Mar 13 '23 08:03 lsorber

Thanks @lsorber. Would you be interested in opening a PR with non regression tests based on https://github.com/scikit-learn/scikit-learn/issues/23319#issuecomment-1464933635?

Apr 13 '23 08:04 ogrisel

@ogrisel Here's a PR that addresses both types of overflow and includes a non-regression test: https://github.com/scikit-learn/scikit-learn/pull/26188

Apr 15 '23 16:04 lsorber

Is there an ETA for the fix?

I'm hitting this problem on a completely different dataset. What's worse, I cannot seem to find any way to turn off the warnings in my Jupyter notebook. I've tried warnings, logging, the %%capture directive - this message seems to bypass everything. :( And with cross-validation, the message gets spammed over many screens of text.

This bypass of warning filtering might be a separate bug on its own, I'm not sure yet.

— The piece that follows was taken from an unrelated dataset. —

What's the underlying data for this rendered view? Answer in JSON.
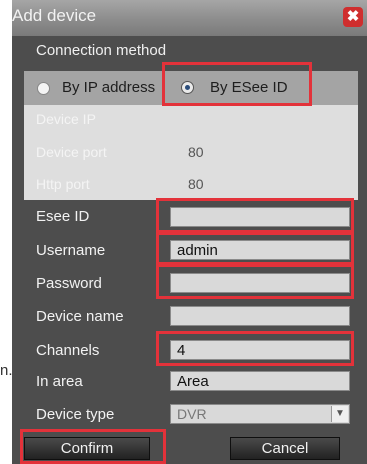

EDIT: X dataframe that triggers the bug (one column needs to be imputed with the mean value):

X_features_numeric.zip

Jul 21 '23 19:07 FlorinAndrei

@FlorinAndrei Current status: I created a PR that fixed the issue upstream in SciPy (https://github.com/scipy/scipy/issues/18389), which is nearing completion. After that, I'll create a PR for sklearn that uses SciPy's improved implementation.

Jul 25 '23 08:07 lsorber

#26308 together with the upcoming scipy 1.12 will resolve this issue.

Sep 14 '23 09:09 lorentzenchr